Menhub dan Menko Marves Diminta Kompak soal Masalah Penyeberangan
- ANTARA FOTO/Reno Esnir
VIVA – ?Praktisi transportasi dan penyeberangan Bambang Haryo Soekartono mengatakan Menteri Perhubungan dan Menko Maritim dan Investasi saling lempar tanggung jawab soal tarif angkutan penyeberangan sehingga tak kunjung ditetapkan meskipun sudah dibahas selama 1,5 tahun lebih.
Menurut anggota DPR RI periode 2014-2019 itu, molornya penetapan tarif penyeberangan menunjukkan Menhub dan Menko Maritim dan Investasi tidak profesional dan konsisten dalam menjalankan regulasi dan undang-undang.
"Kemenhub sendiri sudah mengundur-undur evaluasi tarif penyeberangan hingga 1,5 tahun sehingga 3 tahun tidak pernah disesuaikan. Sekarang kembali terganjal di Menko Marves dengan alasan belum ada data untuk dikaji. Padahal, pelimpahan kajian di Kemenko Marves sudah berlangsung lebih dari 3 bulan," kata Bambang, dalam keterangan tertulisnya, Jumat, 24 Januari 2020.
Dewan Penasihat Gabungan Pengusaha Nasional Angkutan Sungai, Danau, dan Penyeberangan (Gapasdap), ini mengaku sudah bertemu langsung dengan pejabat di Kemenko Maritim dan Investasi yang ditugaskan Menko Luhut mengevaluasi tarif.
"Pejabat yang merupakan Staf Ahli Menko Marves itu mengaku tidak mengerti maritim dan baru pertama kali membahas soal penyeberangan. Dia bilang masih menunggu data sehingga belum bisa mengkaji usulan tarif dari Kemenhub," ujarnya.
Politikus Gerindra itu mengatakan, apabila Menko Luhut dan stafnya profesional, mengerti dan memprioritaskan maritim, seharusnya mengingatkan Menhub agar segera membereskan evaluasi tarif karena kondisi penyeberangan sudah kritis dan terancam berhenti operasi dalam waktu dekat.
Mengenai pengakuan Staf Ahli Menko Maritim dan Investasi yang menyebut belum punya data angkutan penyeberangan, Bambang menilai hanya mencari alasan. Karena menurut Kemenhub sudah menyerahkan semua data terkait angkutan penyeberangan, Menko Maritim dan Investasi bisa dengan mudah meminta data dari PT ASDP Indonesia Ferry (Persero).

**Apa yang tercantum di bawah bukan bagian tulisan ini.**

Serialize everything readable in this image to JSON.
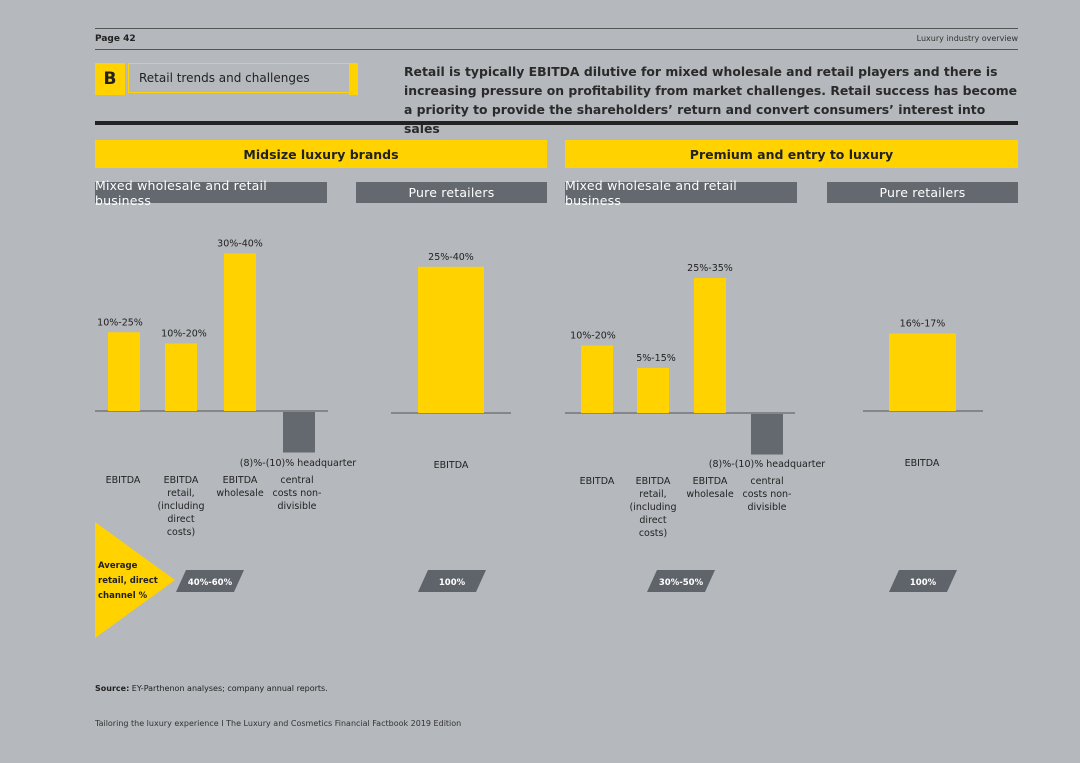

Dia mengatakan, PT ASDP yang merupakan kaki tangan pemerintah di sektor penyeberangan memiliki semua data yang diperlukan Menko Maritim dan Investasi, seperti pendapatan dan biaya.
"ASDP tahu persis pendapatan perusahaan penyeberangan karena dia yang menjual tiket, ASDP juga tahu persis biaya operasional kapal karena dia operator kapal dan memungut biaya kepelabuhanan," jelasnya.
Keterlibatan Menko Marves dalam evaluasi tarif penyeberangan baru pertama kali, dikarenakan penerbitan Inpres Nomor 7/2019 tentang Percepatan Kemudahan Berusaha.
"Inpres yang harusnya untuk kemudahan usaha, kenyataannya mempersulit usaha dan perizinan. Kalau mengurusi satu sektor ini saja tidak beres, bagaimana mungkin pemerintah menjalankan Omnibus Law yang melibatkan ribuan regulasi sesuai kebijakan Presiden Jokowi," tuturnya.
Bambang mengatakan, penyesuaian tarif penyeberangan ini untuk membuktikan apakah Menhub dan Menko Maritim dan Investasi bisa menjalankan visi dan misi Presiden Joko Widodo untuk memajukan sektor maritim.
Menurutnya, kedua kementerian tersebut begitu cepat menanggapi tarif ojek online tetapi tarif kapal feri yang merupakan industri maritim malah diundur-undur. Padahal, ditegaskan Bambang, risikonya jauh lebih besar untuk menjamin keselamatan nyawa publik.
"Mana prioritas maritim yang menjadi jargon Pak Jokowi menjadi perhatian kedua kementerian tadi. Dan apabila penyeberangan sampai terhenti, Presiden Jokowi pasti akan disalahkan rakyat karena logistik antarpulau seluruh Indonesia akan macet total dan ekonomi terganggu," tuturnya.